Terapi ini masih terus dikembangkan. Contohnya adalah radiofrekuensi, endoscopic
suturing, dan endoscopic emplatation. Radiofrekuensi adalah dengan memanaskan
gastroesophageal junction. Tujuan dari jenis terapi ini adalah untuk mengurangi
penggunaan obat, meningkatkan kualitas hidup, dan mengurangi reflux.
c. Terapi medika mentosa. Sampai pada saat ini dasar yang digunakan untuk terapi ini
adalah supresi pengeluaran asam lambung. Ada dua pendekatan yang biasa dilakukan
pada terapi medika mentosa:
1) Step up
Awal pengobatan pasien diberikan obat-obat yang kurang kuat menekan sekresi
asam seperti antacid, antagonis reseptor H2 ( simetidin, ranitidine, famotidin,
nizatidin) atau golongan prokinetik (metoklorpamid,domperidon,cisaprid) bila
gagal berikan obat-obat supresi asam yang lebih kuat dengan masa terapi lebih
lama (PPI).
2) Step down
Pada terapi ini pasien langsung diberikan PPI dan setelah berhasil lanjutkan
dengan supresi asam yang lebih lemah untuk pemeliharaan.

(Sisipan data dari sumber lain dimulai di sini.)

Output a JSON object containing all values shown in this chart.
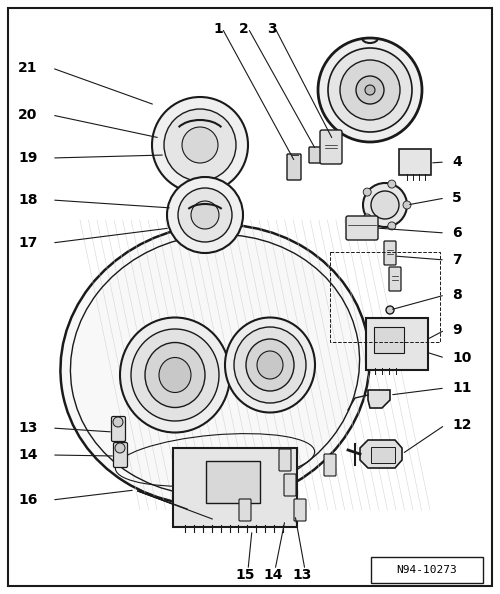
{
  "bg_color": "#ffffff",
  "border_color": "#000000",
  "figure_width": 5.0,
  "figure_height": 5.94,
  "dpi": 100,
  "ref_code": "N94-10273",
  "lc": "#1a1a1a",
  "label_fontsize": 10,
  "ref_fontsize": 8
}
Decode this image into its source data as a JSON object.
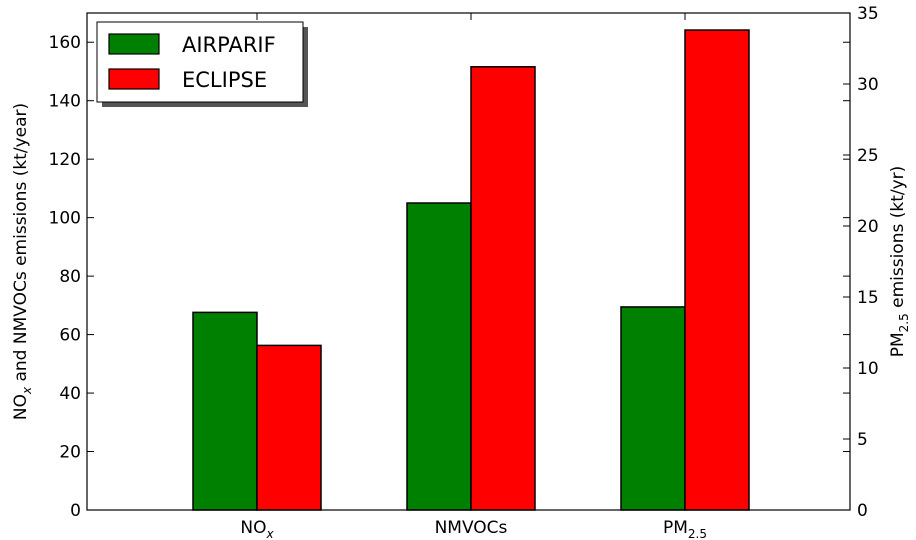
{
  "chart_data": {
    "type": "bar",
    "categories": [
      "NOx",
      "NMVOCs",
      "PM2.5"
    ],
    "series": [
      {
        "name": "AIRPARIF",
        "color": "#008000",
        "axis": "left",
        "values": [
          67.6,
          105,
          null
        ]
      },
      {
        "name": "ECLIPSE",
        "color": "#ff0000",
        "axis": "left",
        "values": [
          56.3,
          151.6,
          null
        ]
      },
      {
        "name": "AIRPARIF",
        "color": "#008000",
        "axis": "right",
        "values": [
          null,
          null,
          14.3
        ]
      },
      {
        "name": "ECLIPSE",
        "color": "#ff0000",
        "axis": "right",
        "values": [
          null,
          null,
          33.8
        ]
      }
    ],
    "ylim_left": [
      0,
      170
    ],
    "yticks_left": [
      0,
      20,
      40,
      60,
      80,
      100,
      120,
      140,
      160
    ],
    "ylim_right": [
      0,
      35
    ],
    "yticks_right": [
      0,
      5,
      10,
      15,
      20,
      25,
      30,
      35
    ],
    "xtick_labels": [
      {
        "base": "NO",
        "sub": "x",
        "sub_italic": true
      },
      {
        "base": "NMVOCs",
        "sub": "",
        "sub_italic": false
      },
      {
        "base": "PM",
        "sub": "2.5",
        "sub_italic": false
      }
    ],
    "ylabel_left": {
      "part1": "NO",
      "sub": "x",
      "part2": " and NMVOCs emissions (kt/year)"
    },
    "ylabel_right": {
      "part1": "PM",
      "sub": "2.5",
      "part2": " emissions (kt/yr)"
    },
    "legend": {
      "placement": "top-left",
      "entries": [
        {
          "label": "AIRPARIF",
          "color": "#008000"
        },
        {
          "label": "ECLIPSE",
          "color": "#ff0000"
        }
      ]
    },
    "grid": false
  }
}
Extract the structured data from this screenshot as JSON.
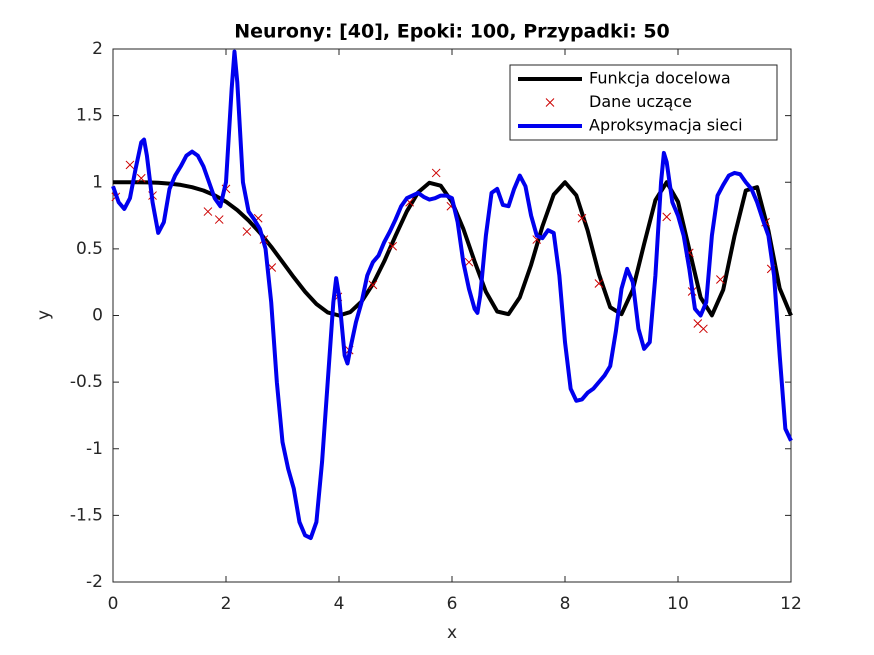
{
  "chart_data": {
    "type": "line",
    "title": "Neurony: [40], Epoki: 100, Przypadki: 50",
    "x_label": "x",
    "y_label": "y",
    "xlim": [
      0,
      12
    ],
    "ylim": [
      -2,
      2
    ],
    "xticks": [
      0,
      2,
      4,
      6,
      8,
      10,
      12
    ],
    "yticks": [
      -2,
      -1.5,
      -1,
      -0.5,
      0,
      0.5,
      1,
      1.5,
      2
    ],
    "legend": "northeast",
    "series": [
      {
        "name": "Funkcja docelowa",
        "color": "#000000",
        "x": [
          0,
          0.2,
          0.4,
          0.6,
          0.8,
          1,
          1.2,
          1.4,
          1.6,
          1.8,
          2,
          2.2,
          2.4,
          2.6,
          2.8,
          3,
          3.2,
          3.4,
          3.6,
          3.8,
          4,
          4.2,
          4.4,
          4.6,
          4.8,
          5,
          5.2,
          5.4,
          5.6,
          5.8,
          6,
          6.2,
          6.4,
          6.6,
          6.8,
          7,
          7.2,
          7.4,
          7.6,
          7.8,
          8,
          8.2,
          8.4,
          8.6,
          8.8,
          9,
          9.2,
          9.4,
          9.6,
          9.8,
          10,
          10.2,
          10.4,
          10.6,
          10.8,
          11,
          11.2,
          11.4,
          11.6,
          11.8,
          12
        ],
        "values": [
          1,
          1,
          1,
          0.999,
          0.996,
          0.99,
          0.98,
          0.963,
          0.938,
          0.902,
          0.854,
          0.791,
          0.713,
          0.621,
          0.516,
          0.402,
          0.287,
          0.178,
          0.086,
          0.023,
          0,
          0.026,
          0.105,
          0.236,
          0.406,
          0.598,
          0.781,
          0.924,
          0.996,
          0.974,
          0.853,
          0.651,
          0.406,
          0.178,
          0.03,
          0.01,
          0.136,
          0.38,
          0.669,
          0.907,
          1,
          0.902,
          0.639,
          0.312,
          0.062,
          0.01,
          0.194,
          0.536,
          0.865,
          1,
          0.854,
          0.496,
          0.136,
          0.001,
          0.193,
          0.597,
          0.938,
          0.963,
          0.639,
          0.203,
          0
        ]
      },
      {
        "name": "Dane uczące",
        "color": "#cc0000",
        "marker": "x",
        "x": [
          0.05,
          0.3,
          0.5,
          0.7,
          1.68,
          1.88,
          2.0,
          2.37,
          2.57,
          2.67,
          2.81,
          3.98,
          4.18,
          4.6,
          4.95,
          5.25,
          5.72,
          5.98,
          6.3,
          7.5,
          8.3,
          8.6,
          9.8,
          10.2,
          10.25,
          10.35,
          10.45,
          10.75,
          11.55,
          11.65
        ],
        "values": [
          0.89,
          1.13,
          1.03,
          0.9,
          0.78,
          0.72,
          0.95,
          0.63,
          0.73,
          0.57,
          0.36,
          0.14,
          -0.26,
          0.23,
          0.52,
          0.85,
          1.07,
          0.82,
          0.4,
          0.57,
          0.73,
          0.24,
          0.74,
          0.47,
          0.18,
          -0.06,
          -0.1,
          0.27,
          0.7,
          0.35
        ]
      },
      {
        "name": "Aproksymacja sieci",
        "color": "#0000ee",
        "x": [
          0,
          0.1,
          0.2,
          0.3,
          0.4,
          0.5,
          0.55,
          0.6,
          0.7,
          0.8,
          0.9,
          1,
          1.1,
          1.2,
          1.3,
          1.4,
          1.5,
          1.6,
          1.7,
          1.8,
          1.9,
          2,
          2.1,
          2.15,
          2.2,
          2.3,
          2.4,
          2.5,
          2.6,
          2.7,
          2.8,
          2.9,
          3,
          3.1,
          3.2,
          3.3,
          3.4,
          3.5,
          3.6,
          3.7,
          3.8,
          3.9,
          3.95,
          4,
          4.1,
          4.15,
          4.2,
          4.3,
          4.4,
          4.5,
          4.6,
          4.7,
          4.8,
          4.9,
          5,
          5.1,
          5.2,
          5.3,
          5.4,
          5.5,
          5.6,
          5.7,
          5.8,
          5.9,
          6,
          6.1,
          6.2,
          6.3,
          6.4,
          6.45,
          6.5,
          6.6,
          6.7,
          6.8,
          6.9,
          7,
          7.1,
          7.2,
          7.3,
          7.4,
          7.5,
          7.6,
          7.7,
          7.8,
          7.9,
          8,
          8.1,
          8.2,
          8.3,
          8.4,
          8.5,
          8.6,
          8.7,
          8.8,
          8.9,
          9,
          9.1,
          9.2,
          9.3,
          9.4,
          9.5,
          9.6,
          9.7,
          9.75,
          9.8,
          9.9,
          10,
          10.1,
          10.2,
          10.3,
          10.4,
          10.5,
          10.6,
          10.7,
          10.8,
          10.9,
          11,
          11.1,
          11.2,
          11.3,
          11.4,
          11.5,
          11.6,
          11.7,
          11.8,
          11.9,
          12
        ],
        "values": [
          0.97,
          0.85,
          0.8,
          0.88,
          1.1,
          1.3,
          1.32,
          1.2,
          0.85,
          0.62,
          0.7,
          0.95,
          1.05,
          1.12,
          1.2,
          1.23,
          1.2,
          1.12,
          1.0,
          0.88,
          0.82,
          1.0,
          1.7,
          1.98,
          1.75,
          1.0,
          0.78,
          0.72,
          0.65,
          0.5,
          0.1,
          -0.5,
          -0.95,
          -1.15,
          -1.3,
          -1.55,
          -1.65,
          -1.67,
          -1.55,
          -1.1,
          -0.5,
          0.1,
          0.28,
          0.15,
          -0.3,
          -0.36,
          -0.25,
          -0.05,
          0.1,
          0.3,
          0.4,
          0.45,
          0.55,
          0.63,
          0.72,
          0.82,
          0.88,
          0.9,
          0.92,
          0.89,
          0.87,
          0.88,
          0.9,
          0.9,
          0.88,
          0.7,
          0.4,
          0.2,
          0.05,
          0.02,
          0.15,
          0.6,
          0.92,
          0.95,
          0.83,
          0.82,
          0.95,
          1.05,
          0.97,
          0.75,
          0.6,
          0.58,
          0.64,
          0.62,
          0.3,
          -0.2,
          -0.55,
          -0.64,
          -0.63,
          -0.58,
          -0.55,
          -0.5,
          -0.45,
          -0.38,
          -0.12,
          0.2,
          0.35,
          0.25,
          -0.1,
          -0.25,
          -0.2,
          0.3,
          1.0,
          1.22,
          1.15,
          0.85,
          0.75,
          0.6,
          0.35,
          0.05,
          0.0,
          0.1,
          0.6,
          0.9,
          0.98,
          1.05,
          1.07,
          1.06,
          1.0,
          0.95,
          0.85,
          0.72,
          0.6,
          0.3,
          -0.3,
          -0.85,
          -0.94
        ]
      }
    ]
  }
}
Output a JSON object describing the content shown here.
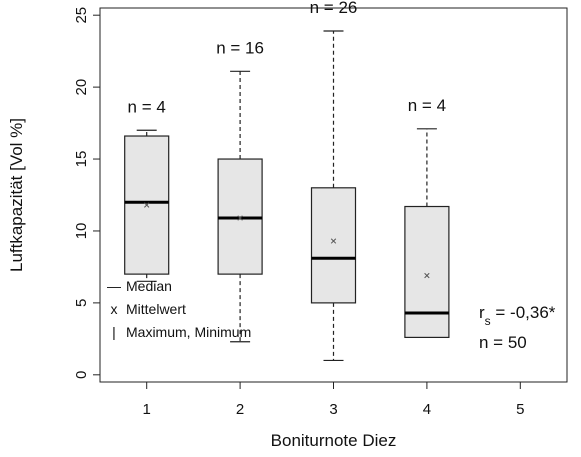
{
  "chart_data": {
    "type": "boxplot",
    "xlabel": "Boniturnote Diez",
    "ylabel": "Luftkapazität [Vol %]",
    "xlim": [
      0.5,
      5.5
    ],
    "ylim": [
      -0.5,
      25.5
    ],
    "x_ticks": [
      1,
      2,
      3,
      4,
      5
    ],
    "y_ticks": [
      0,
      5,
      10,
      15,
      20,
      25
    ],
    "grid": false,
    "legend_position": "bottom-left",
    "boxes": [
      {
        "x": 1,
        "n_label": "n = 4",
        "min": 6.5,
        "q1": 7.0,
        "median": 12.0,
        "q3": 16.6,
        "max": 17.0,
        "mean": 11.8
      },
      {
        "x": 2,
        "n_label": "n = 16",
        "min": 2.3,
        "q1": 7.0,
        "median": 10.9,
        "q3": 15.0,
        "max": 21.1,
        "mean": 10.9
      },
      {
        "x": 3,
        "n_label": "n = 26",
        "min": 1.0,
        "q1": 5.0,
        "median": 8.1,
        "q3": 13.0,
        "max": 23.9,
        "mean": 9.3
      },
      {
        "x": 4,
        "n_label": "n = 4",
        "min": 2.6,
        "q1": 2.6,
        "median": 4.3,
        "q3": 11.7,
        "max": 17.1,
        "mean": 6.9
      }
    ],
    "legend": [
      {
        "symbol": "—",
        "label": "Median"
      },
      {
        "symbol": "x",
        "label": "Mittelwert"
      },
      {
        "symbol": "|",
        "label": "Maximum, Minimum"
      }
    ],
    "annotations": {
      "rs_symbol": "r",
      "rs_subscript": "s",
      "rs_value": " = -0,36*",
      "n_total": "n = 50"
    },
    "colors": {
      "box_fill": "#e6e6e6",
      "box_stroke": "#222222",
      "median": "#000000",
      "mean": "#555555",
      "whisker": "#222222"
    }
  }
}
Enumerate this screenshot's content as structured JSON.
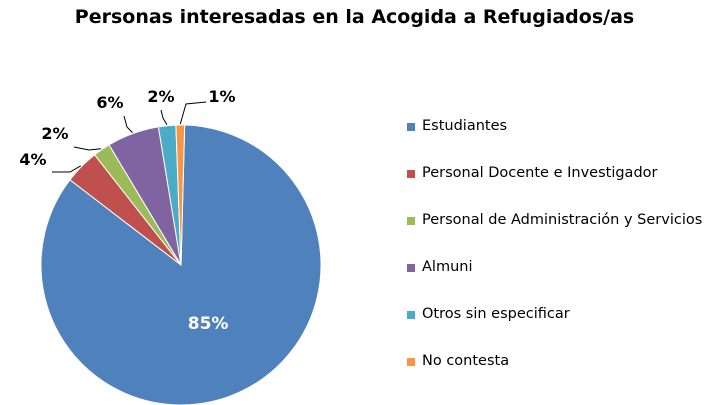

d. Terapi terhadap Komplikasi
Komplikasi yang sering terjadi adalah perdarahan dan striktur. Bila terjadi
rangsangan asam lambung yang kronik dapat terjadi perubahan mukosa esophagus
dari squamous menjadi kolumnar yang metaplastik sebagai esophagus barret’s
(premaligna) dan dapat menjadi karsinoma barret’s esophagus
e. Striktur esophagus
Bila pasien mengeluh disfagia dan diameter strikturnya kurang dari 13 mm maka
dapat dilakukan dilatasi busi, bila gagal juga lakukanlah operasi.
f. Barret’s esophagus
Bila pasien telah mengalami hal ini maka terapi yang dilakukan adalah terapi bedah
(fundoskopi). Selain terapi bedah dapat juga dilakukan terapi endoskopi (baik
menggunakan energy radiofrekuensi, plikasi gastric luminal atau dengan implantasi
endoskopi) walapun cara ini masih dalam penelitian.
     (Djajapranata, 2012).
9. Komplikasi
Komplikasi GERD antara lain :
a. Esofagus barret, yaitu perubahan epitel skuamosa menjadi kolumner metaplastik.
b. Esofagitis ulseratif
c. Perdarahan
d. Striktur esofagus
e. Aspirasi
(Asroel, 2012).
B. Konsep Dasar Keperawatan :
1. PENGKAJIAN
a. Keadaan umum
Meliputi kondisi seperti tingkat ketegangan/kelelahan, tingkat kesadaran kualitatif
atau GCS dan respon verbal klien.
b. Tanda-tanda vital
Meliputi pemeriksaan :
1) Tekanan darah : sebaiknya diperiksa dalam posisi yang berbeda, kaji
tekanan nadi, dan kondisi patologis.
2) Pulse rate
3) Respiratory rate
4) Suhu
c. Keluhan utama
Dikaji Awitan, durasi, kualitas dan karakteristik, tingkat keperahan. Lokasi, faktor
pencetus, manifestasi yang berhubungan :
Keluhan tipikal (esofagus) : heartburn, regurgitasi, dan disfagia.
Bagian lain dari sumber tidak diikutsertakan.